How Do I Create a New Data Type in Haskell?


Heather Bennett

Creating a New Data Type in Haskell

Haskell is a powerful and expressive programming language known for its strong type system. One of the key features of Haskell is its ability to define custom data types, which allows developers to create their own structures and organize data in a way that best suits their needs. In this tutorial, we will explore how to create a new data type in Haskell.

Defining a New Data Type

To define a new data type in Haskell, we use the data keyword followed by the name of the type. Let’s say we want to create a data type called Person, which represents information about an individual. We can define it as follows:

data Person = Person { name :: String, age :: Int }

The above code snippet creates a new data type called Person. It has two fields: name, which is of type String, and age, which is of type Int. By using this syntax, we have defined a structure that represents a person with their name and age.

Using the New Data Type

Now that we have defined our new data type, let’s see how we can use it in our code.
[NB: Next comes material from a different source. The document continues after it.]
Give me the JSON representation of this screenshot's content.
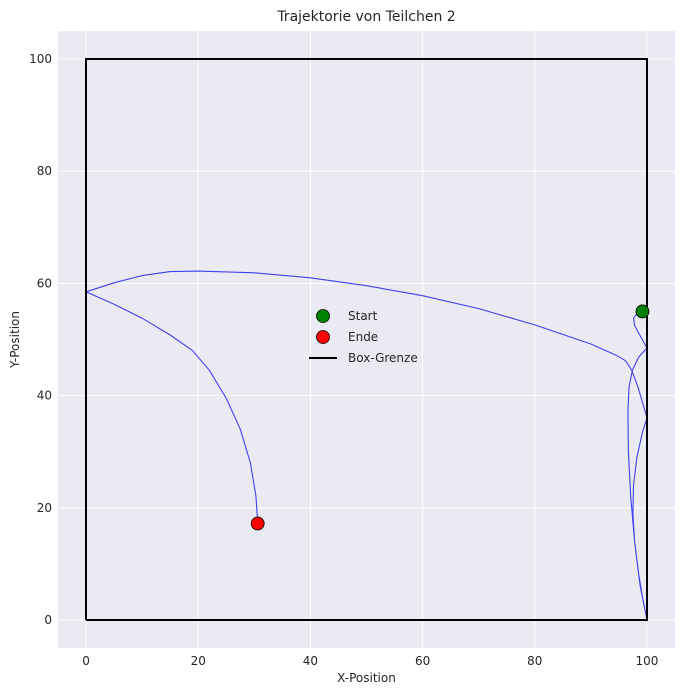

We can create instances of the Person type by calling its constructor function with appropriate values for each field. Here’s an example:

person1 :: Person
person1 = Person { name = "John Doe", age = 30 }

In the above code snippet, we have created an instance of the Person type called person1. We provided the values “John Doe” for the name field and 30 for the age field.

We can access the fields of a Person instance using dot notation. For example, to get the name of person1, we can write name person1. Similarly, to get the age, we can write age person1.

Pattern Matching with the New Data Type

Pattern matching is a powerful feature in Haskell that allows us to deconstruct data types and perform different actions based on their structure. Let’s see how we can use pattern matching with our custom data type.

Suppose we want to write a function that takes a Person instance and returns their name concatenated with a greeting. We can define it as follows:

greet :: Person -> String
greet (Person { name = n }) = "Hello, " ++ n ++ "!"

In the above code snippet, we define a function called greet. It takes a single argument of type Person.

Inside the function definition, we use pattern matching to extract the name field from the given Person instance. We then concatenate it with a greeting message and return the resulting string.


You have successfully learned how to create a new data type in Haskell. By defining custom data types, you can create structures that accurately represent your domain and make your code more expressive and maintainable.

Remember to experiment with different variations of custom data types and explore more advanced concepts such as type constructors and type parameters to further enhance your Haskell programming skills.

  • Define a new data type using the data keyword.
  • Use the constructor function to create instances of the new data type.
  • Access fields of a data type using dot notation.
  • Utilize pattern matching to deconstruct the data type and perform different actions based on its structure.

Now, go ahead and apply your newfound knowledge to create powerful and expressive Haskell programs!